Could we have made it to the beautiful flowered bench above the Berg Lake trail without Dana's local beta? His great grandfather, Jack Hargreaves, did the second ascent of Robson. To say that Dana is THE dark horse of Canadian Rockies climbing of the last decades is to wildly understate his knowledge of the range.  If Jesse Milner, nicest Robson Valley local and former park warden, hadn't passed on his tips for the day long approach walk would we have felt so fresh as we traipsed through the wildflowers a mere four hours from the parking lot?  Apart from that, learning the lore of the area and appreciating the sharing spirit of the Jasper locals is half the fun.


The other key to the adventure was obviously Simon, past president of the Scottish Mountaineering Club, whose track record of long, adventurous outings in the mountains is incredibly impressive.  How do you find a huge unclimbed line on Mont Blanc in 2018? 

How do you find a new line like this on Mont Blanc in 2018??
 How many times can you have "good luck with the weather" in the coast rabge of BC before you have to admit that something else is going on?  When Simon showed up at Calgary airport with a photo from John Scurlock I didn't have a clue where Mount Phillips was (it is the mountain just north of Whitehorn).  But Dana and Jesse certainly did, and they said they had both longingly looked at the north face.  Which was just fine with Simon because as he put it, "I have always wanted to climb a North face in the Rockies, and to do a first ascent in the Rockies." So off we set with four days of food during the first good weather window of the summer of 2019.


Over the shoulder, a trade route, in certain circles.












We whistled at imaginary grizzlies as we approached the Phillips glacier, and camped just to the west of the Hargreaves Glacier at 2400 m.  Waking at a very Richardsonesque 12:30 (I negotiated the extra half hour) we took two and a half hours to approach the north spur, which unfortunately was quickly revealed to face the rising sun.  




Simulclimbing the lower easy ground was key to get up high before the snow turned completely isothermic.  Our weather window was about to mark the end of the spring cycle, and I was certainly glad to regain the spur at half height, even if it did take me the better part of an hour to create an anchor.

Smiles in the sun now that we are back on the spur and off the snow slopes.

Classic north face climbing in the sun.




Slithery slush avalanches would entrain more snow on the face whenever a rock was dropped, and large wet snow avalanches would appear on the glacial bench below.  Gullies that promised easy climbing would be perfect in colder spring temperatures, but with bare hands on rock once back on the spur I couldn't complain.





Simon is wise enough in the mountains to tilt things in his favour.  "How often am I going to be back here really, so why rush?"  So we had light bivi gear and could have made this gravelly shoulder a hundred meters below the summit our camp spot if we had run into slower climbing.

All smiles on the sunny shoulder.




All that was left was a cat-walk ridge to the top, with stupendous views over the wonderful wilderness to the north.

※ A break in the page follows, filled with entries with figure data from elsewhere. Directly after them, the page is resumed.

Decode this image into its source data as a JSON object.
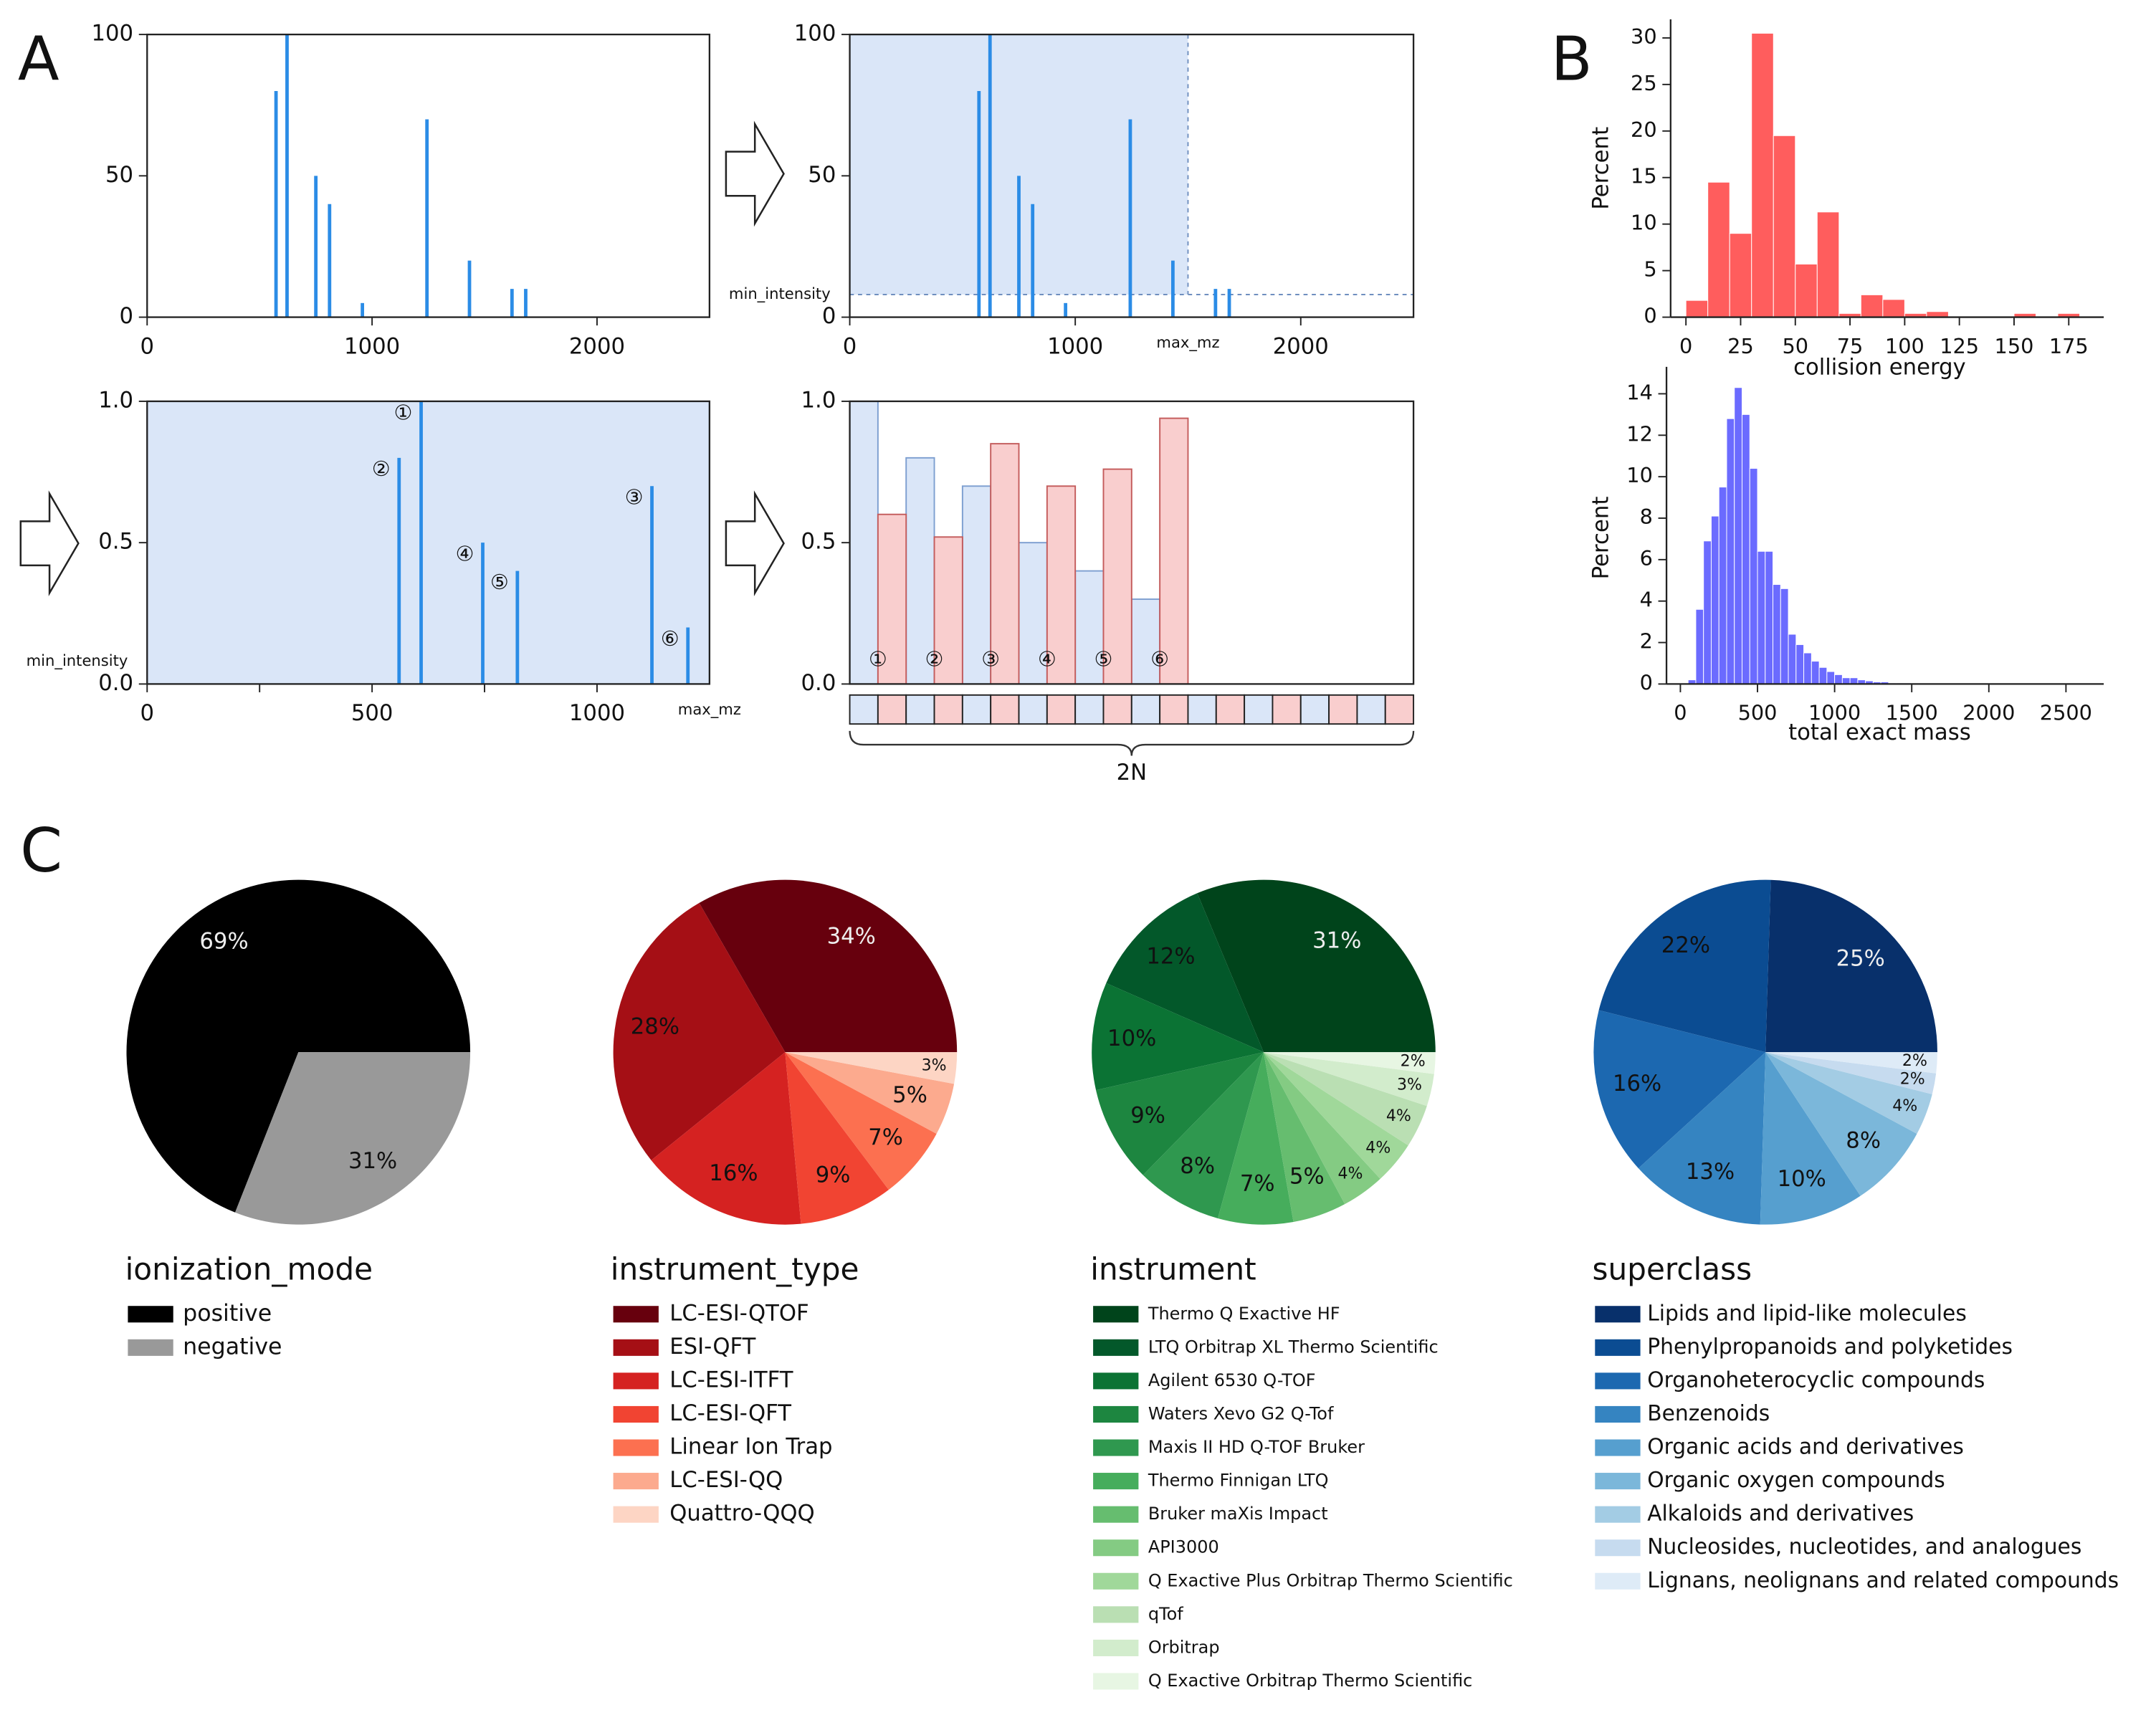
{
  "panel_labels": [
    "A",
    "B",
    "C"
  ],
  "chart_data": [
    {
      "type": "stem",
      "color": "#2b8ce6",
      "x": [
        573,
        622,
        750,
        811,
        957,
        1244,
        1433,
        1622,
        1683
      ],
      "values": [
        80,
        100,
        50,
        40,
        5,
        70,
        20,
        10,
        10
      ],
      "xlim": [
        0,
        2500
      ],
      "xticks": [
        0,
        1000,
        2000
      ],
      "ylim": [
        0,
        100
      ],
      "yticks": [
        0,
        50,
        100
      ]
    },
    {
      "type": "stem",
      "color": "#2b8ce6",
      "shade_color": "#dae6f8",
      "x": [
        573,
        622,
        750,
        811,
        957,
        1244,
        1433,
        1622,
        1683
      ],
      "values": [
        80,
        100,
        50,
        40,
        5,
        70,
        20,
        10,
        10
      ],
      "xlim": [
        0,
        2500
      ],
      "xticks": [
        0,
        1000,
        2000
      ],
      "ylim": [
        0,
        100
      ],
      "yticks": [
        0,
        50,
        100
      ],
      "max_mz": {
        "label": "max_mz",
        "value": 1500
      },
      "min_intensity": {
        "label": "min_intensity",
        "value": 8
      }
    },
    {
      "type": "stem",
      "color": "#2b8ce6",
      "shade_color": "#dae6f8",
      "x": [
        560,
        609,
        746,
        823,
        1122,
        1202
      ],
      "values": [
        0.8,
        1,
        0.5,
        0.4,
        0.7,
        0.2
      ],
      "peak_labels": [
        "②",
        "①",
        "④",
        "⑤",
        "③",
        "⑥"
      ],
      "xlim": [
        0,
        1250
      ],
      "xticks": [
        0,
        500,
        1000
      ],
      "xminor_ticks": [
        250,
        750
      ],
      "ylim": [
        0,
        1
      ],
      "yticks": [
        {
          "value": 0,
          "label": "0.0"
        },
        0.5,
        {
          "value": 1,
          "label": "1.0"
        }
      ],
      "max_mz": {
        "label": "max_mz",
        "value": 1250
      },
      "min_intensity": {
        "label": "min_intensity",
        "value": 0.08
      }
    },
    {
      "type": "bar",
      "categories": [
        "①",
        "②",
        "③",
        "④",
        "⑤",
        "⑥"
      ],
      "series": [
        {
          "color": "#dae6f8",
          "edge": "#7d9fd0",
          "values": [
            1,
            0.8,
            0.7,
            0.5,
            0.4,
            0.3
          ]
        },
        {
          "color": "#f9cece",
          "edge": "#c45c5c",
          "values": [
            0.6,
            0.52,
            0.85,
            0.7,
            0.76,
            0.94
          ]
        }
      ],
      "ylim": [
        0,
        1
      ],
      "yticks": [
        {
          "value": 0,
          "label": "0.0"
        },
        0.5,
        {
          "value": 1,
          "label": "1.0"
        }
      ],
      "vector_label": "2N"
    },
    {
      "type": "histogram",
      "color": "#ff5d5d",
      "xlabel": "collision energy",
      "ylabel": "Percent",
      "bins": [
        0,
        10,
        20,
        30,
        40,
        50,
        60,
        70,
        80,
        90,
        100,
        110,
        120,
        130,
        140,
        150,
        160,
        170,
        180
      ],
      "values": [
        1.8,
        14.5,
        9,
        30.5,
        19.5,
        5.7,
        11.3,
        0.4,
        2.4,
        1.9,
        0.4,
        0.6,
        0,
        0,
        0,
        0.4,
        0,
        0.4
      ],
      "xlim": [
        -7,
        191
      ],
      "xticks": [
        0,
        25,
        50,
        75,
        100,
        125,
        150,
        175
      ],
      "ylim": [
        0,
        32
      ],
      "yticks": [
        0,
        5,
        10,
        15,
        20,
        25,
        30
      ]
    },
    {
      "type": "histogram",
      "color": "#6b6bff",
      "xlabel": "total exact mass",
      "ylabel": "Percent",
      "bins": [
        0,
        50,
        100,
        150,
        200,
        250,
        300,
        350,
        400,
        450,
        500,
        550,
        600,
        650,
        700,
        750,
        800,
        850,
        900,
        950,
        1000,
        1050,
        1100,
        1150,
        1200,
        1250,
        1300,
        1350,
        1400,
        1450,
        1500,
        1550,
        1600
      ],
      "values": [
        0,
        0.2,
        3.6,
        6.9,
        8.1,
        9.5,
        12.8,
        14.3,
        13.0,
        10.4,
        6.4,
        6.4,
        4.8,
        4.6,
        2.4,
        1.9,
        1.5,
        1.1,
        0.8,
        0.6,
        0.45,
        0.3,
        0.3,
        0.2,
        0.15,
        0.1,
        0.1,
        0.05,
        0.05,
        0.05,
        0.03,
        0.02
      ],
      "xlim": [
        -90,
        2745
      ],
      "xticks": [
        0,
        500,
        1000,
        1500,
        2000,
        2500
      ],
      "ylim": [
        0,
        15.3
      ],
      "yticks": [
        0,
        2,
        4,
        6,
        8,
        10,
        12,
        14
      ]
    },
    {
      "type": "pie",
      "title": "ionization_mode",
      "categories": [
        "positive",
        "negative"
      ],
      "values": [
        69,
        31
      ],
      "value_labels": [
        "69%",
        "31%"
      ],
      "colors": [
        "#000000",
        "#999999"
      ]
    },
    {
      "type": "pie",
      "title": "instrument_type",
      "categories": [
        "LC-ESI-QTOF",
        "ESI-QFT",
        "LC-ESI-ITFT",
        "LC-ESI-QFT",
        "Linear Ion Trap",
        "LC-ESI-QQ",
        "Quattro-QQQ"
      ],
      "values": [
        34,
        28,
        16,
        9,
        7,
        5,
        3
      ],
      "value_labels": [
        "34%",
        "28%",
        "16%",
        "9%",
        "7%",
        "5%",
        "3%"
      ],
      "colors": [
        "#67000d",
        "#a50f15",
        "#d52221",
        "#f14432",
        "#fc7050",
        "#fcaa8e",
        "#fdd5c4"
      ]
    },
    {
      "type": "pie",
      "title": "instrument",
      "categories": [
        "Thermo Q Exactive HF",
        "LTQ Orbitrap XL Thermo Scientific",
        "Agilent 6530 Q-TOF",
        "Waters Xevo G2 Q-Tof",
        "Maxis II HD Q-TOF Bruker",
        "Thermo Finnigan LTQ",
        "Bruker maXis Impact",
        "API3000",
        "Q Exactive Plus Orbitrap Thermo Scientific",
        "qTof",
        "Orbitrap",
        "Q Exactive Orbitrap Thermo Scientific"
      ],
      "values": [
        31,
        12,
        10,
        9,
        8,
        7,
        5,
        4,
        4,
        4,
        3,
        2
      ],
      "value_labels": [
        "31%",
        "12%",
        "10%",
        "9%",
        "8%",
        "7%",
        "5%",
        "4%",
        "4%",
        "4%",
        "3%",
        "2%"
      ],
      "colors": [
        "#00441b",
        "#03582a",
        "#0b7334",
        "#1d8640",
        "#2f984f",
        "#46ad5c",
        "#66bd6f",
        "#84cb83",
        "#a0d89a",
        "#badfb3",
        "#d2eccc",
        "#e7f6e3"
      ]
    },
    {
      "type": "pie",
      "title": "superclass",
      "categories": [
        "Lipids and lipid-like molecules",
        "Phenylpropanoids and polyketides",
        "Organoheterocyclic compounds",
        "Benzenoids",
        "Organic acids and derivatives",
        "Organic oxygen compounds",
        "Alkaloids and derivatives",
        "Nucleosides, nucleotides, and analogues",
        "Lignans, neolignans and related compounds"
      ],
      "values": [
        25,
        22,
        16,
        13,
        10,
        8,
        4,
        2,
        2
      ],
      "value_labels": [
        "25%",
        "22%",
        "16%",
        "13%",
        "10%",
        "8%",
        "4%",
        "2%",
        "2%"
      ],
      "colors": [
        "#08306b",
        "#0b4c92",
        "#1c68b0",
        "#3584c1",
        "#569fcf",
        "#7bb7da",
        "#a3cce4",
        "#c6dbef",
        "#deebf7"
      ]
    }
  ]
}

Now that I have seen the views I am curious to look at a map to determine what we were faced with. Suffice it to say that the Swift Current glacier and beyond are impressively wild terrain.




By strange coincidence (?). the first ascent of Phillips was made by Norman Collie, one of the great pioneering climbers of the Scottish Mountaineering Club, so now Phillips has two FAs by stalwarts of the SMC.

Really wild mountains here.


Peak wildflower season on the way in, and peak wildflower season on the way out.


Sometimes it is worth going for a walk to see what is around the next corner.  After roughly 10 trips up the Berg Lake trail I finally ventured off the beaten track, and found some pretty amazing vistas.

Thanks to Dana for the history lesson and context, to Jesse for his unselfishness in sharing his beta, and to Simon for the idea, the psych, and the much needed organizational skills.